Der 24. März 1999 ist ein denkwürdiger Datum. An diesem Tag, vor 25 Jahren, begannen die Luftangriffe der NATO auf Jugoslawien. Deutschland war dabei. Gerhard Schröder als Kanzler, Rudolf Scharping als Verteidigungsminister und Joschka Fischer als Außenminis­ter folgten den Forderungen der USA und bombten mit. Die Begründung dieses Militärein­satzes war, dass Jugoslawien nicht zur Unterzeichnung eines Abkommens bereit war, das im Februar 1999 in Rambouillet in Nordfrankreich ausgehandelt worden war.

Drei Punkte des Vertrages waren für Jugoslawien hinnehmbar: Der Kosovo bleibt bei Ju­goslawien, erhält jedoch einen Autonomiestatus; Jugoslawien zieht sich aus dem Kosovo zurück; die UÇK wird entwaffnet; die NATO verwaltet den Kosovo. Die Vereinten Nationen tauchen in dem Abkommen nicht auf. Nicht akzeptieren wollte Jugoslawien einen weiteren Punkt, der auf Drängen der USA hinzugefügt worden war: Die NATO wollte einen Teil Ju­goslawiens militärisch besetzen. Warum hätte Jugoslawien dies tun sollen?  Warum hät­ten sie einem fremden Bündnis, das ihren Kriegsgegner, die albanische UÇK, unterstützt, einen Einmarsch erlauben sollen?

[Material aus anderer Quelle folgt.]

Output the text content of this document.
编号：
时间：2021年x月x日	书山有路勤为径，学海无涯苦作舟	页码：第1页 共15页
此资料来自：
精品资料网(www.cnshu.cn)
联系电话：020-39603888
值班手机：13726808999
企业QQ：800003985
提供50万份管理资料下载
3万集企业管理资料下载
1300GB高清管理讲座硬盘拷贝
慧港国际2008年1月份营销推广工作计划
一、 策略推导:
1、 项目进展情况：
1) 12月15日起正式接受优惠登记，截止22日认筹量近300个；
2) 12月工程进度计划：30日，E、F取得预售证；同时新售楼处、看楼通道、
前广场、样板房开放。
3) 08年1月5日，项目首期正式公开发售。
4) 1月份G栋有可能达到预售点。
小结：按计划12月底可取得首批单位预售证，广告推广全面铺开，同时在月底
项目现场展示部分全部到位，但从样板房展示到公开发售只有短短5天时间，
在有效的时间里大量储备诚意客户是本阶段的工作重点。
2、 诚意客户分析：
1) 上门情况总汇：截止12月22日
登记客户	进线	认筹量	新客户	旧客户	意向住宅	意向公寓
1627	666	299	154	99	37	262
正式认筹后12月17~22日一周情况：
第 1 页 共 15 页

Daher war dieser Krieg, der allein von der NATO beschlossen wurde, ein Bruch des Völ­kerrechts und der Charta der Vereinten Nationen. Er verstieß auch gegen Art. 26 unseres Grundgesetzes, das die Führung von Angriffskriegen als verfassungswidrig einstuft und unter Strafe stellt, und gegen den Zwei-plus-Vier-Vertrag von 1990, der Grundlage der deutschen Vereinigung war. Der Militäreinsatz war noch nicht einmal durch das NATO-Sta­tut gedeckt, das (damals) militärische Einsätze auf die Verteidigung des Bündnisgebietes begrenzte. Die Mitwirkung am Kosovokrieg war somit Deutschlands erster Angriffskrieg seit 1945, und zudem noch völkerrechtswidrig.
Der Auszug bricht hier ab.